Poverty in Interwar Britain

Following the First World War, the general British attitude toward the poor and their situations changed. It was then thought that it was people’s own fault for being poor. They were too lazy to work hard enough to afford better living quarters. In his writings “Road to Wigan Pier” and “Down and Out in Paris and London”, George Orwell, argues against this idea. Those who are poor, for the most part, are not well educated, and perform unskilled labor. They lack skill sets and the means to obtain a skill set that would allow them to acquire higher paying jobs.

In his short film, Housing Problems, John Grierson interviews people living in British slums. They’re not happy to be living there, but they don’t have a choice. They can’t afford to live anywhere else, and they feel some shame about their living situations. The film argues that if people are provided with well-built homes, that they can afford, they will take care of these homes. Living in the slums, people are not motivated to keep their homes clean because they’re falling apart and full of rodents.

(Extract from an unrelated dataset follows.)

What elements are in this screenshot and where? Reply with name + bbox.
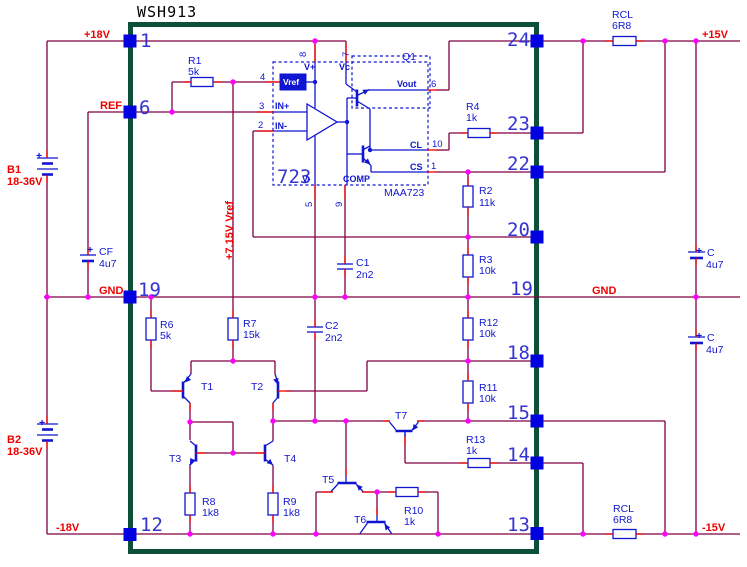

Even in the slums, people attempted to keep up appearances, with a well-kept living room, like that of the first interviewee. This seems to conflict with the film’s assertion that only a well built home will be well kept by its inhabitants. Why did people maintain living rooms in a smilingly bourgeois style?  Was it to preserve their dignity in their filthy homes? Was it to uphold personal or family identity in a row of identical homes?